Pada tahun 2003, kala itu barisan relawan Tzu Chi belum sepanjang saat ini.Sarpin pun kemudian aktif dalam kegiatan pembagian beras cinta kasih bagi masyarakat kurang mampu di Jakarta dan sekitarnya. “Saya rasa itu jodoh. Sesudah kerusuhan kan bisnis hancur, jadi malas ngelanjutin. Saya saat itu banyak waktu luang, dan karena saya sendiri suka untuk kegiatan-kegiatan kemanusiaan ya akhirnya jalan,” terangnya.Sejenak hening, Sarpin tak butuh waktu lama untuk mengenang kejadian 14 tahun silam.Saat itu bisa dibilang bisnisnya tengah dalam masa-masa puncak.Usaha yang digelutinya kala itu adalah counter aksesori pria dan wanita yang ada di setiap supermarket dan mal. “Saya punya 120 lebih counter dengan pegawai sekitar 1.000 orang,” ujarnya tenang. Lebih dari separuhnya kemudian habis terbakar maupun dijarah saat peristiwa Mei kelabu.Kejadian ini pun sempat membuatnya down dan kurang bersemangat untuk berbisnis.Meski begitu Sarpin tidak menyimpan dendam. “Bagi kita nggak ada dendam. Saya pikir waktu datang Jakarta juga nggak bawa duit,” tandasnya.

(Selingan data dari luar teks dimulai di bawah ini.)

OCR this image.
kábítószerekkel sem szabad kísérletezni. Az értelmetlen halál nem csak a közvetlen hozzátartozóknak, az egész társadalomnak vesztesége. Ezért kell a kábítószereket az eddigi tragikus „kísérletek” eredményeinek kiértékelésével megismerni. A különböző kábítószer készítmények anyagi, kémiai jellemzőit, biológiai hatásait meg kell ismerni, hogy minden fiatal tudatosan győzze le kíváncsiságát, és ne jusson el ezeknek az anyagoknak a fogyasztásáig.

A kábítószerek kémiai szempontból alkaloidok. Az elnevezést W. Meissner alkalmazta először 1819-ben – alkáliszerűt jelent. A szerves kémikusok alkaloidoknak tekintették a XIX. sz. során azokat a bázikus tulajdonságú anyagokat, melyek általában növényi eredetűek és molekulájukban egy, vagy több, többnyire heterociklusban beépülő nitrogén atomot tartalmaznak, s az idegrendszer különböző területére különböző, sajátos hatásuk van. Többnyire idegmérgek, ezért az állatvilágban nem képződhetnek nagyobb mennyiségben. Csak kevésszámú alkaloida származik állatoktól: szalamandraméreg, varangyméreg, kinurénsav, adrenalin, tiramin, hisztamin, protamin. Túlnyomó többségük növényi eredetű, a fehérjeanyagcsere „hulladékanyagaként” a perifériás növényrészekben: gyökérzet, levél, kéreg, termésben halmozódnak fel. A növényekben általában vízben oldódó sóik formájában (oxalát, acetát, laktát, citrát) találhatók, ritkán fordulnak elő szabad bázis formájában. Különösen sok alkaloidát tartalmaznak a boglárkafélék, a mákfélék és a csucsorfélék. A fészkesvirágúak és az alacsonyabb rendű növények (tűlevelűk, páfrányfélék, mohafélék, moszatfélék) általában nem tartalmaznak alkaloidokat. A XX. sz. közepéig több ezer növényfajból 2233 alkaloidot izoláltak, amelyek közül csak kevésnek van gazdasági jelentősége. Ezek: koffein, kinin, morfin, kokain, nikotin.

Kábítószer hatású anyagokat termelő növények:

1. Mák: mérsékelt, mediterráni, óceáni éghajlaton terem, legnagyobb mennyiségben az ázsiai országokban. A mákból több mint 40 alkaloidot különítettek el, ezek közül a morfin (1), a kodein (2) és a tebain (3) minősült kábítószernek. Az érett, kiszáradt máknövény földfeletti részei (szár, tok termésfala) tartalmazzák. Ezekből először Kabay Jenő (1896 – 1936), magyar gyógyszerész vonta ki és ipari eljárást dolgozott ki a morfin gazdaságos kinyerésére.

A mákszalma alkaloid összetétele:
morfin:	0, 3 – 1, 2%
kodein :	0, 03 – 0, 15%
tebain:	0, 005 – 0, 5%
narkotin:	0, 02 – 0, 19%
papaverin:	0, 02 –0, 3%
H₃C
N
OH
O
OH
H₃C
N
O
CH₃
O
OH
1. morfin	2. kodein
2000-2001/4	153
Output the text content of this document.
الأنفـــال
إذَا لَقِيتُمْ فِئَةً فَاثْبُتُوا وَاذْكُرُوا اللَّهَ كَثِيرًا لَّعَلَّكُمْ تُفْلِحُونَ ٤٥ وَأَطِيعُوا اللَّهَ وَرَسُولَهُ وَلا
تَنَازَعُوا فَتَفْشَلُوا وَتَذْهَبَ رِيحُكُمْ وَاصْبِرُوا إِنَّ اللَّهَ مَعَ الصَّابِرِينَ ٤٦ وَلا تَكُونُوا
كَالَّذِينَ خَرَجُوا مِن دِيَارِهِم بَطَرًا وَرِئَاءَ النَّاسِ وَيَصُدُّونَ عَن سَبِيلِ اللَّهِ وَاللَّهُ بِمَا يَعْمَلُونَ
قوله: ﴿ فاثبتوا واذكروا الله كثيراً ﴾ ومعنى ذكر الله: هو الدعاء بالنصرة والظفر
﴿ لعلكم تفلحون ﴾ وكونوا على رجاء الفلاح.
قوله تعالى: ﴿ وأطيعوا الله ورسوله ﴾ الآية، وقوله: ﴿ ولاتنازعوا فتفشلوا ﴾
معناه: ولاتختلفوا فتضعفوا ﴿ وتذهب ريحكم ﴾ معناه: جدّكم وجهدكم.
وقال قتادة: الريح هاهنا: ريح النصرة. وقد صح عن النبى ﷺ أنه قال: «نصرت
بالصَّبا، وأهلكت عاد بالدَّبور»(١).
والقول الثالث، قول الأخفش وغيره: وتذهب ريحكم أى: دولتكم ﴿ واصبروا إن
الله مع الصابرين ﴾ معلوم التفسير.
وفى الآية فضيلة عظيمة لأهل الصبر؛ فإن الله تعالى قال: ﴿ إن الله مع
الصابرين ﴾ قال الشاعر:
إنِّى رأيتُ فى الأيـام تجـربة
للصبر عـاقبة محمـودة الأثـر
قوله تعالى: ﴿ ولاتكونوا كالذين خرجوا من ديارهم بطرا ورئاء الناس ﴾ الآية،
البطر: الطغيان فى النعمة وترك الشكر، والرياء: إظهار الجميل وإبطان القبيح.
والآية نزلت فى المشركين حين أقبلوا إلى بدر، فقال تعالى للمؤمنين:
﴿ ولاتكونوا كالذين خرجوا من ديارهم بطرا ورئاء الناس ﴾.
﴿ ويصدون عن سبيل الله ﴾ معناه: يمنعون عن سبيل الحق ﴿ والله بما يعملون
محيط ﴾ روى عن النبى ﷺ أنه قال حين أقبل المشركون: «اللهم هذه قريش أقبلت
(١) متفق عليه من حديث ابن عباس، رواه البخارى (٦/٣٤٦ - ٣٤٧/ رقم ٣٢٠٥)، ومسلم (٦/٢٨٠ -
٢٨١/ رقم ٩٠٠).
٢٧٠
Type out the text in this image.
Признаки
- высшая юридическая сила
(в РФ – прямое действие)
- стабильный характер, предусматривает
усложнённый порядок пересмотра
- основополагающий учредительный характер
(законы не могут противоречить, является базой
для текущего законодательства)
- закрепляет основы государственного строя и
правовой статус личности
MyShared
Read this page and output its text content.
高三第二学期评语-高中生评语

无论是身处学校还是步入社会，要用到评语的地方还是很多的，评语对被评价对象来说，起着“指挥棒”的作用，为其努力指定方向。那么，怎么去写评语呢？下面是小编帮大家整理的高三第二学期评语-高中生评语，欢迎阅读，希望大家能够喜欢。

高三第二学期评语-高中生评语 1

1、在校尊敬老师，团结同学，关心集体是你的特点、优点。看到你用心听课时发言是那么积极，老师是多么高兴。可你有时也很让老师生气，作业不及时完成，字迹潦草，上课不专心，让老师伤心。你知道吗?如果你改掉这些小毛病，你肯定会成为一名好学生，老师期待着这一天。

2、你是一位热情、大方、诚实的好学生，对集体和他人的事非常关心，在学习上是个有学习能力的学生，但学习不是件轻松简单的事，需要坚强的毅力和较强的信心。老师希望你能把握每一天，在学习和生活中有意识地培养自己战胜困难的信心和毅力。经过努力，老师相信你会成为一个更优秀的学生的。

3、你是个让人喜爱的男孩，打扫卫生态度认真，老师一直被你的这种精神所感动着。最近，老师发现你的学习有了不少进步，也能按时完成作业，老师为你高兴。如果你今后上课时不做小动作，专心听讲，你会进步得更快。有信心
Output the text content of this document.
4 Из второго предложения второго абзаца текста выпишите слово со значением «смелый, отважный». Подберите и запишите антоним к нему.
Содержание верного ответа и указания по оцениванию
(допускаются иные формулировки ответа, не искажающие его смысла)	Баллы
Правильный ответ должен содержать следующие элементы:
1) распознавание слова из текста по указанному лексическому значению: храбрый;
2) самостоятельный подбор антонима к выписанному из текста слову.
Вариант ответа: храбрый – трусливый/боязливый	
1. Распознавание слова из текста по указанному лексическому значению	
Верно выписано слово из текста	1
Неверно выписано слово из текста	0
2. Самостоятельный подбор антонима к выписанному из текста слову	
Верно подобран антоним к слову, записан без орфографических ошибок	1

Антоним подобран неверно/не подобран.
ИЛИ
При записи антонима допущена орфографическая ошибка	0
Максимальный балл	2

Meski begitu, karena mengkhawatirkan ke-selamatan istri dan anak-anaknya, pascakerusuhan ia segera memboyong keluarganya untuk pindah ke Malaysia. Hampir 3 tahun di Malaysia, tahun 2001 mereka sekeluarga kemudian pindah dan menetap di Singapura. Di tahun itu pula, ia memutuskan untuk kembali ke tanah air dan memulai kembali bisnisnya. Namun kali ini insting bisnisnya tak sekuat dulu. Jika dulu ia selalu ngotot untuk mendapatkan sesuatu, kali ini bisnis dimulainya dengan ritme yang lebih lembut. “Karena masih kelebihan waktu, maka saat Tzu Chi panggil, saya langsung ‘yes’,” tegasnya. Saat itu (tahun 2003), kebetulan Tzu Chi Indonesia tengah menghadapi hajat besar. Beras sebanyak 50.000 ton didatangkan dari Taiwan guna membantu masyarakat kurang mampu di Indonesia. “Membagi beras dengan cara Tzu Chi juga masih belum jelas, gimana cara baginya, ambil beras, bagi kupon kita belum tahu,” ungkapnya. Namun berkat bimbingan relawan-relawan senior lainnya dan juga kerja sama dari setiap relawan akhirnya pembagian beras dapat berjalan dengan lancar dan sesuai dengan prinsip-prinsip pemberian bantuan. 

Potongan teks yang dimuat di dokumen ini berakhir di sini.